Les seuils statiques sont généralement plus élevés que les seuils dynamiques (dans le premier cas, la structure est encore vierge de tout cisaillement), particulièrement dans le cas des suspensions ayant une forte concentration (figure I.2) [Cyr M. (1999)].
Fluides thixotropes
Outre la variation des comportements provoquée par la réactivité des constituants (par exemple, l‟hydratation des pâtes de ciment), certaines substances peuvent avoir un écoulement dont les caractéristiques dépendent du temps ou des traitements antérieurs. C‟est le cas des corps thixotropes, définis par une baisse réversible de la viscosité apparente lors d‟une sollicitation à vitesse constante au cours du temps (l‟effort nécessaire à l‟écoulement diminue). Ce phénomène, généralement caractéristique des suspensions floculées, traduit la destruction progressive de la structure au repos. Leurs rhéogrammes présentent une boucle d‟hystérésis, c‟est-à-dire que la courbe de montée en cisaillement ne coïncide pas avec celle de la descente.

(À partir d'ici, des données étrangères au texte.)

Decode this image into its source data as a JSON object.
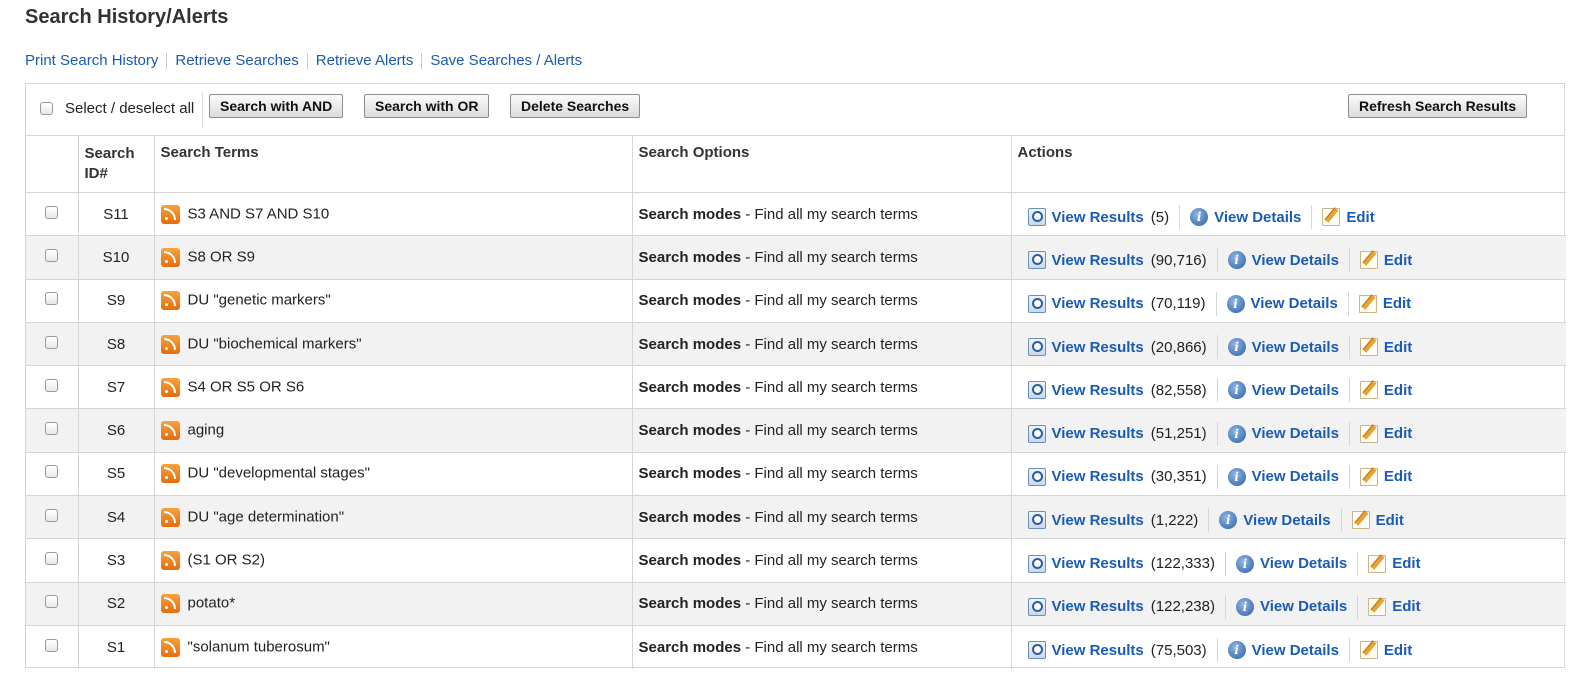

Les pâtes de ciment ne sont pas des corps typiquement thixotropes puisque leur structure initiale ne se reforme jamais complètement (les courbes d‟hystérésis ne se referment pas et ne passent pas au même endroit lorsqu‟on répète l‟essai). On peut alors définir le phénomène comme étant de la fausse-thixotropie [Legrand (1971)]. Ce phénomène a une forte tendance à diminuer avec l‟utilisation de superplastifiants [Young (1982)]. La Figure I.4 représente l‟évolution du couple au cours d‟un essai rhéométrique. Pour un fluide idéal le couple est proportionnel à la vitesse de rotation. Pour un béton un effet de thixotropie est observé suite à un changement de la vitesse de rotation. Cet effet est représenté schématiquement sur la Figure I.4. La différence est due au comportement thixotropique du béton qui crée un retard dans la réponse du matériau [Roussel (2006)].
Adsorption
Les superplastifiants sont généralement introduits dans l’eau de gâchage avant le mélange avec le ciment. Au moment où les grains de ciment entrent en contact avec l’eau, les molécules du superplastifiant participent à la saturation des charges de surface au même titre que les autres ions présents en solution. Yoshioka et al., (2002) ont également étudié l‟adsorption de 04 types de superplastifiants sur les différentes phases pures. Ils ont montré qu‟une plus grande quantité de polymère s‟adsorbait sur les phases aluminates (C3A et C4AF) que sur les phases silicates (C3S et C2S). De même, l’isotherme d’adsorption d‟un PNS sur le C3A, C4AF et C2S synthétisés montre que les quantités saturées d’adsorption sur le C3A et le C4AF étaient très élevés, environ 300 mg/g, tandis que celle sur le C3S n’était que de 2 mg/g [Nawa T. et al., (1992)]. D‟autres travaux avec de l’acide salicylique ont confirmé que la quantité d’adsorption sur les différents minéraux de ciment étaient dans l’ordre de C3A>C4AF>C3S [Blank B. et al. (1963)]. La figure II.5 présente les résultats [François P. (2004)] d‟adsorption d‟un superplastifiant de type PNS sur les phases pures de ciment (C3A, C4AF et C3S) pour des rapports eau/solide de 0,5. Ces résultats montrent que le polymère s‟adsorbe préférentiellement sur les phases aluminates et peu sur les phases silicates.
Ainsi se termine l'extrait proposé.